God also said to Moses, "Say this to the people of Israel: 'The LORD, the God of your fathers, the God of Abraham, the God of Isaac, and the God of Jacob, has sent me to you.' This is my name forever, and thus I am to be remembered throughout all generations. Exodus 3:15 ESV
Elohim again gives His name to Moses, but this time it is Yahweh. The two names, Yahweh and Ehyeh, are related. Yahweh is, and Ehyeh is. Ehyeh means "I exist, I will exist, I am." And Yahweh means "He exists, He will exist, He is." And both of these names are related to each other. They are both conveying the idea that Yahweh is the self-existing One.
The prophets, guided by the Holy Spirit, picked up that phrase and used it. Several Isaiah speaks about the God who has called him to minister as "I am."

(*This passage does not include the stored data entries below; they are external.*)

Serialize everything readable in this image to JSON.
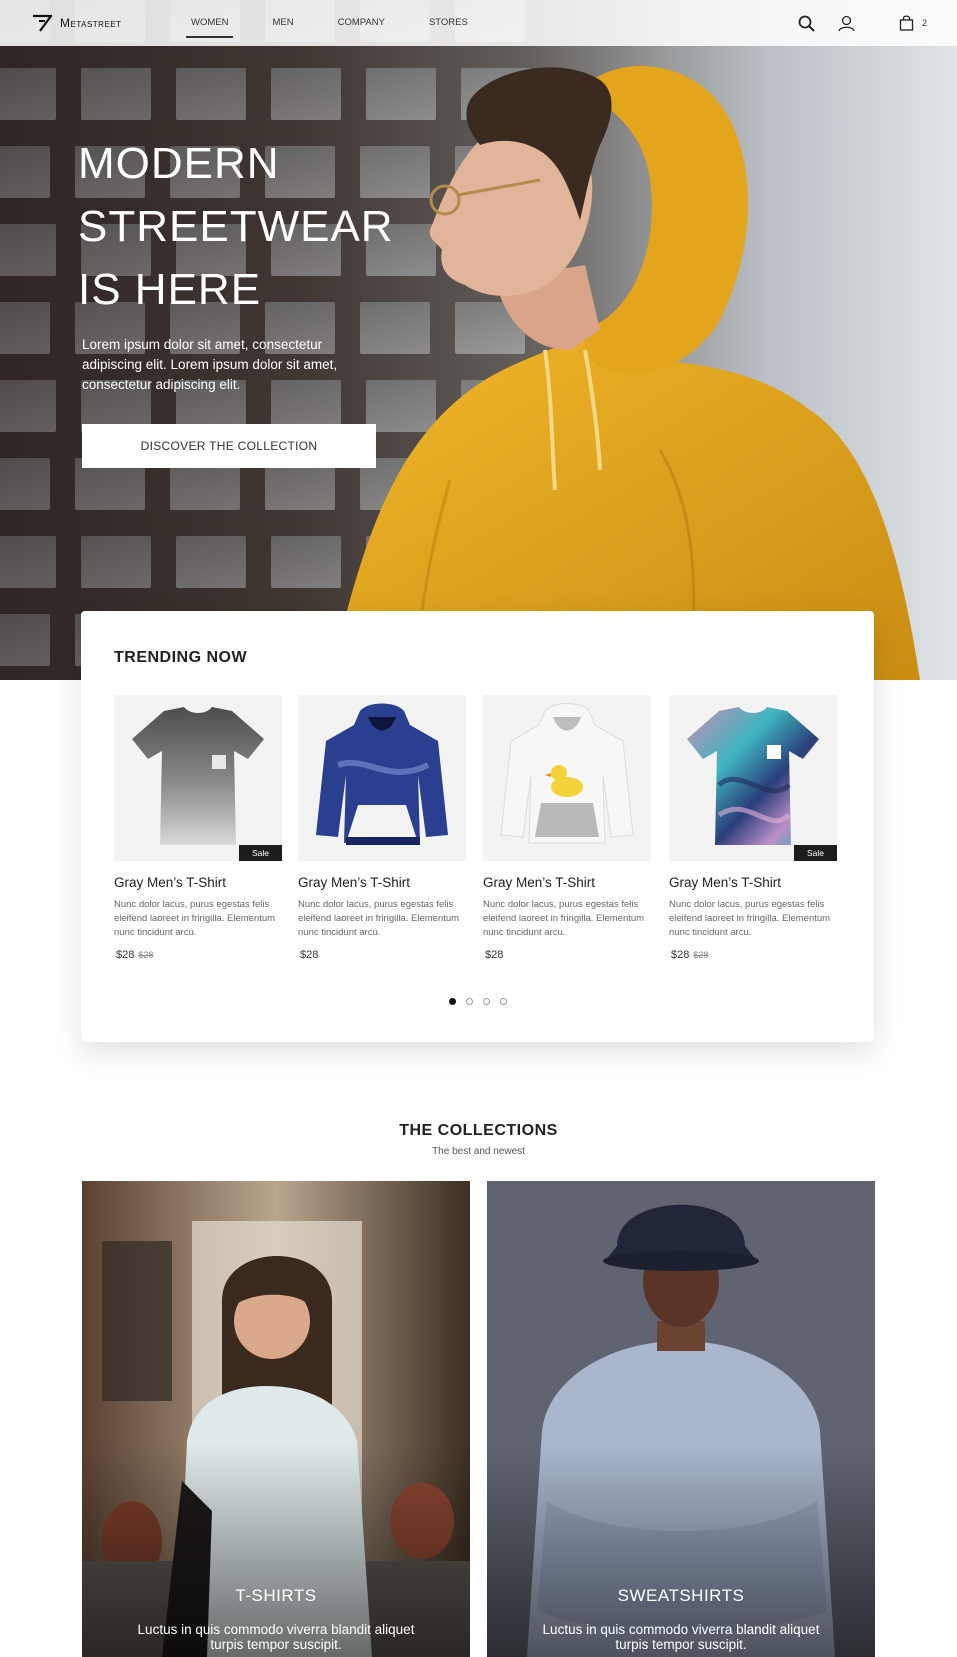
{
  "brand": {
    "name": "Metastreet"
  },
  "nav": {
    "links": [
      {
        "label": "WOMEN",
        "active": true
      },
      {
        "label": "MEN",
        "active": false
      },
      {
        "label": "COMPANY",
        "active": false
      },
      {
        "label": "STORES",
        "active": false
      }
    ],
    "icons": [
      "search-icon",
      "user-icon",
      "shopping-bag-icon"
    ],
    "cart_count": "2"
  },
  "hero": {
    "title_lines": [
      "MODERN",
      "STREETWEAR",
      "IS HERE"
    ],
    "description": "Lorem ipsum dolor sit amet, consectetur adipiscing elit. Lorem ipsum dolor sit amet, consectetur adipiscing elit.",
    "cta_label": "DISCOVER THE COLLECTION"
  },
  "trending": {
    "title": "TRENDING NOW",
    "products": [
      {
        "name": "Gray Men’s T-Shirt",
        "description": "Nunc dolor lacus, purus egestas felis eleifend laoreet in fringilla. Elementum nunc tincidunt arcu.",
        "price": "$28",
        "old_price": "$28",
        "sale": true,
        "sale_label": "Sale",
        "image": "gray-tshirt"
      },
      {
        "name": "Gray Men’s T-Shirt",
        "description": "Nunc dolor lacus, purus egestas felis eleifend laoreet in fringilla. Elementum nunc tincidunt arcu.",
        "price": "$28",
        "old_price": "",
        "sale": false,
        "sale_label": "",
        "image": "blue-hoodie"
      },
      {
        "name": "Gray Men’s T-Shirt",
        "description": "Nunc dolor lacus, purus egestas felis eleifend laoreet in fringilla. Elementum nunc tincidunt arcu.",
        "price": "$28",
        "old_price": "",
        "sale": false,
        "sale_label": "",
        "image": "white-duck-hoodie"
      },
      {
        "name": "Gray Men’s T-Shirt",
        "description": "Nunc dolor lacus, purus egestas felis eleifend laoreet in fringilla. Elementum nunc tincidunt arcu.",
        "price": "$28",
        "old_price": "$28",
        "sale": true,
        "sale_label": "Sale",
        "image": "marble-tshirt"
      }
    ],
    "pager": {
      "pages": 4,
      "active": 0
    }
  },
  "collections": {
    "title": "THE COLLECTIONS",
    "subtitle": "The best and newest",
    "cards": [
      {
        "label": "T-SHIRTS",
        "text": "Luctus in quis commodo viverra blandit aliquet turpis tempor suscipit."
      },
      {
        "label": "SWEATSHIRTS",
        "text": "Luctus in quis commodo viverra blandit aliquet turpis tempor suscipit."
      }
    ]
  },
  "colors": {
    "accent": "#E3A91C",
    "dark": "#1C1C1C"
  }
}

Who has performed and done this, calling the generations from the beginning? I, the LORD, the first, and with the last; I am he. Isaiah 41:4 ESV
In the Hebrew original, Yahweh discloses Himself in the repeated declaration, "I am He"; it is this expression that the LXX consistently renders by ego eimi, formally 'I am.' Isaiah 43:10 is especially close to what Scholars call Johannine language:
"You are my witnesses," declares the LORD, "and my servant whom I have chosen, that you may know and believe me and understand that I am he. Before me no god was formed, nor shall there be any after me. Isaiah 43:10 ESV
The Greek Old Testament contains this purpose clause, "In order that you know and believe and understand that I AM [ego eim]." It is the combination of the verb "believe" and the use of I AM [ego eimi] in Isaiah 43:10 that causes scholars to believe that it was on Yeshua's mind at this point.
The last part of Isaiah 43:10 seems to be based on Exodus 3:14. The unique (and here important) part of Isaiah 43 comes in verse 11 where the speaker says":
I, I am the LORD, and besides me there is no savior. Isaiah 43:11 ESV
Here we see there is no savior besides Yahweh. And yet Yeshua says, "Unless you believe that I am, you will die in your sins." What is Yeshua saying? He is saying, "I am Yahweh, there is not savior besides me.
I declared and saved and proclaimed, when there was no strange god among you; and you are my witnesses," declares the LORD, "and I am God. Isaiah 43:12 ESV
The point of Isaiah 43:10-12 is that I AM is a God of salvation. This appears to be Yeshua's point in verse 24. As long as the Jews refused to come to faith in I AM (the one who saves His people), they will die in their sins.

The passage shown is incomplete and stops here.